Command Line Options
$ $(npm bin)/storybook-chrome-screenshot --help
Usage: storybook-chrome-screenshot [options]
Options:
-V, --version output the version number
-p, --port [number] Storybook server port. (default: 9001)
-h, --host [string] Storybook server host. (default: localhost)
-s, --static-dir <dir-names> Directory where to load static files from.
-c, --config-dir [dir-name] Directory where to load Storybook configurations from. (default: .storybook)
-o, --output-dir [dir-name] Directory where screenshot images are saved. (default: __screenshots__)
--parallel [number] Number of Page Instances of Puppeteer to be activated when shooting screenshots. (default: 4)
--filter-kind [regexp] Filter of kind with RegExp. (example: "Button$")
--filter-story [regexp] Filter of story with RegExp. (example: "^with\s.+$")
--inject-files <file-names> Path to the JavaScript file to be injected into frame. (default: )
--browser-timeout [number] Timeout milliseconds when Puppeteer opens Storybook. (default: 30000)
--puppeteer-launch-config [json] JSON string of launch config for Puppeteer. (default: {"args":["--no-sandbox","--disable-setuid-sandbox", "--disable-dev-shm-usage"]})

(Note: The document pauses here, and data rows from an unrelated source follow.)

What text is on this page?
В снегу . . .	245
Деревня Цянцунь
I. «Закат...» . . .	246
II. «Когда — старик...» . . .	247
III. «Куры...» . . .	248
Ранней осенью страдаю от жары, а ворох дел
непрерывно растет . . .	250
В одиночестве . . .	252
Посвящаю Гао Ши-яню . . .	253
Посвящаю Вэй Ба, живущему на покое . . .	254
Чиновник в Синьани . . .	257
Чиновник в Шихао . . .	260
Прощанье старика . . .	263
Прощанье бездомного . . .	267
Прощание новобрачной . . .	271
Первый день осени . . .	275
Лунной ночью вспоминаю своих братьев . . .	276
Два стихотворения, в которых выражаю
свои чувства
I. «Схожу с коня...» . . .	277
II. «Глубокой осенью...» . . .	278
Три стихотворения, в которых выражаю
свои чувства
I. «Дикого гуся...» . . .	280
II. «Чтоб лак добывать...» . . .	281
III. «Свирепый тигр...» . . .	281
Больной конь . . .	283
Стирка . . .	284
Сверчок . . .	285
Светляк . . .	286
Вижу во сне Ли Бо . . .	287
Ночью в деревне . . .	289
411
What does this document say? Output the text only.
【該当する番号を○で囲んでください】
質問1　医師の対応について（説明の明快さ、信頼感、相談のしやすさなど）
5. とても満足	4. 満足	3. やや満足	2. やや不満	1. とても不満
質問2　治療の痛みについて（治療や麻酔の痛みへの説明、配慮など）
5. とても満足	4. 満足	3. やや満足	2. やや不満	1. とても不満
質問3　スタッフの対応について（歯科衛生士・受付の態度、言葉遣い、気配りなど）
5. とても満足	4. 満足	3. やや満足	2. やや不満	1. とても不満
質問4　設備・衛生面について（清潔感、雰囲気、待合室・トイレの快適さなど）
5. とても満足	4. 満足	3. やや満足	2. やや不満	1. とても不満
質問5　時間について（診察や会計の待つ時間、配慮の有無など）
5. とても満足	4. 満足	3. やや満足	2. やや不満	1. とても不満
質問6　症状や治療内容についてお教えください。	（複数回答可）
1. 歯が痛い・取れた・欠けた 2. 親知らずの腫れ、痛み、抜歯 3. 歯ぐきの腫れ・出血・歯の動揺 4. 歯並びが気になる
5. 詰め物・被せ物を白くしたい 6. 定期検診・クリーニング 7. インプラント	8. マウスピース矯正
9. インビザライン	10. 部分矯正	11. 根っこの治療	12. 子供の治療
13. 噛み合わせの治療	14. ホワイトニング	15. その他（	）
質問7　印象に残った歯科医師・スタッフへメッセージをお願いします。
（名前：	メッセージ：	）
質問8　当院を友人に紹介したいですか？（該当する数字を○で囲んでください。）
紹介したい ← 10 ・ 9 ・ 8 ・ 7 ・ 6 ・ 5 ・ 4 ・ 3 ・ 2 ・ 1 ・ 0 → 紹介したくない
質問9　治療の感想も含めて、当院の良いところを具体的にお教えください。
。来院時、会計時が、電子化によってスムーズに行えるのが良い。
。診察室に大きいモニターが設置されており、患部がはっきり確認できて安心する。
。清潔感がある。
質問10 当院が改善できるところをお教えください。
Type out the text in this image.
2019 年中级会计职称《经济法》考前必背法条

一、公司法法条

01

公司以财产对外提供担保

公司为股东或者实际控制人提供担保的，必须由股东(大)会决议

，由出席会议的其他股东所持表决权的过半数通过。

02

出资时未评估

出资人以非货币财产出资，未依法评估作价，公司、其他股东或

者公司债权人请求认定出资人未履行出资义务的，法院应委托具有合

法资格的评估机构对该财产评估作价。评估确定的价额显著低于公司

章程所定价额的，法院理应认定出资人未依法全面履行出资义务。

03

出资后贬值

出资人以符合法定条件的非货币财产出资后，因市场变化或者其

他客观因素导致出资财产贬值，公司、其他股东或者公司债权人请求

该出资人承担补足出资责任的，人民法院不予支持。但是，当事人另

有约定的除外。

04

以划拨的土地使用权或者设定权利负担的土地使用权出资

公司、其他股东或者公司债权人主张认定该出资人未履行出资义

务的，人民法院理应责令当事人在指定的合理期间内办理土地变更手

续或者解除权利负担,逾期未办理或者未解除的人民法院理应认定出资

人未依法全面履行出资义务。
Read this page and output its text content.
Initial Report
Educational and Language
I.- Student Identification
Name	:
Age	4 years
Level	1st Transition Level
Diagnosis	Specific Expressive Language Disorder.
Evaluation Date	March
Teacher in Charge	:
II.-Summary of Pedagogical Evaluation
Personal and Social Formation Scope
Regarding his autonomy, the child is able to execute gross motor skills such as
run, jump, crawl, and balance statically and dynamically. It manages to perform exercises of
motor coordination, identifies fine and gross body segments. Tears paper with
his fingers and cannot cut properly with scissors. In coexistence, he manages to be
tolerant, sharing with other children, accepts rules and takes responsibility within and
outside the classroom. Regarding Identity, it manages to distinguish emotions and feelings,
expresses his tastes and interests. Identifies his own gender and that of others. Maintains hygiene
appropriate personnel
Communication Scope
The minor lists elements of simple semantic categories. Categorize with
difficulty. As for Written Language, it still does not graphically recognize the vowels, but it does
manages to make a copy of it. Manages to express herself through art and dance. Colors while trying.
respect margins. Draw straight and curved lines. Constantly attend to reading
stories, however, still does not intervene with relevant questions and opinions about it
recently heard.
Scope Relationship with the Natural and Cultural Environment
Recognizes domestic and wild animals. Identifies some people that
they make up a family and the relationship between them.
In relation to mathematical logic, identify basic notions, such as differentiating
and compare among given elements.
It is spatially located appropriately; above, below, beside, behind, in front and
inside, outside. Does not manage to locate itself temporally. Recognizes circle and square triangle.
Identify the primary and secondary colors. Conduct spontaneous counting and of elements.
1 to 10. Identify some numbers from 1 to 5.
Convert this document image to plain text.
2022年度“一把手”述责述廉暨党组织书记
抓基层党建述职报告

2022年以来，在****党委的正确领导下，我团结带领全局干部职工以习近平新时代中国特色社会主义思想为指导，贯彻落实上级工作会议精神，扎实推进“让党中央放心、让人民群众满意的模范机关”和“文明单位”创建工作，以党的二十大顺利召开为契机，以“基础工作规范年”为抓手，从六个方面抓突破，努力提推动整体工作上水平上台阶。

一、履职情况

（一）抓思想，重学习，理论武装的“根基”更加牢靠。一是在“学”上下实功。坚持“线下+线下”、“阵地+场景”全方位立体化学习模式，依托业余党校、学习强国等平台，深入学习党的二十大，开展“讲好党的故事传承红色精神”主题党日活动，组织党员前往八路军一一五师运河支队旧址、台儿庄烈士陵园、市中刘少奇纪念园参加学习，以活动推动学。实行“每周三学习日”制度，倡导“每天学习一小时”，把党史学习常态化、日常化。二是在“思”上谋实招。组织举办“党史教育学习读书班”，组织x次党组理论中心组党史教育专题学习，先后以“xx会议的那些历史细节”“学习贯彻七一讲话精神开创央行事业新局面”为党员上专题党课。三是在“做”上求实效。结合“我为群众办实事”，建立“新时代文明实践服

--silent Suppress standard output.
--debug Enable debug mode.
-h, --help output usage information
Tips
Disable component animation
When shooting screenshots, you may want to disable component animation. In this case it is easiest to inject Script using the --inject-files
option.
You can create ./disable-animation.js
and disable CSS Animation with the next snippet.
(() => {
const $iframe = document.getElementById('storybook-preview-iframe');
const $doc = $iframe.contentDocument;
const $style = $doc.createElement('style');
$style.innerHTML = `* {
transition: none !important;
animation: none !important;
}`;
$doc.body.appendChild($style);
})();
Pass the created file to the --inject-files
option.
$ $(npm bin)/storybook-chrome-screenshot --inject-files ./disable-animation.js [...more options]
Full control the screenshot timing
Sometimes you may want to full-manage the timing of performing screenshot.
Use the waitFor
option if you think so. This string parameter should points a global function to return Promise
.
For example, the following setting makes the screenshot function wait for firing of fontLoading
:
<!-- ./storybook/preview-head.html -->
<link rel="preload" href="/some-heavy-asset.woff" as="font" onload="this.setAttribute('loaded', 'loaded')">
<script>
function fontLoading() {
const loaded = () => !!document.querySelector('link[rel="preload"][loaded="loaded"]');
if (loaded()) return Promise.resolve();
return new Promise((resolve, reject) => {
const id = setInterval(() => {
if (!loaded()) return;
clearInterval(id);
resolve();
}, 50);
});
}
</script>
import { setScreenshotOptions } from 'storybook-chrome-screenshot';
setScreenshotOptions({
waitFor: 'fontLoading',
});
Examples
- tsuyoshiwada/scs-with-reg-viz : A example repository of visual regression test using storybook-chrome-screenshot and reg-suit.
- Quramy/angular-sss-demo : Storybook, Screenshot, and Snapshot testing for Angular
- viswiz-io/viswiz-tutorial-storybook : A tutorial repository for setting up visual regression testing with VisWiz.io
TODO
The following tasks remain. Contributes are welcome :smiley:
- Global Options.
Shooting at an arbitrary timing.(No plan for support)- Support for Angular.
- Support for Vue.js.
- More unit testing.
Contribute
- Fork it!
- Create your feature branch:
git checkout -b my-new-feature
- Commit your changes:
git commit -am 'Add some feature'
- Push to the branch:
git push origin my-new-feature
- Submit a pull request :muscle:
Bugs, feature requests and comments are more than welcome in the issues.
Development
We will develop using the following npm scripts.
npm run test
We will run Lint, unit test, E2E test in order.
Each test can also be executed individually with the following command.
# Run TSLint
$ npm run test:lint
# Run unit test using Jest
$ npm run test:unit
# Run E2E test
$ npm run test:e2e
# Run unit tests in watch mode
$ npm run test:watch
npm run build
Compile the source code written in TypeScript.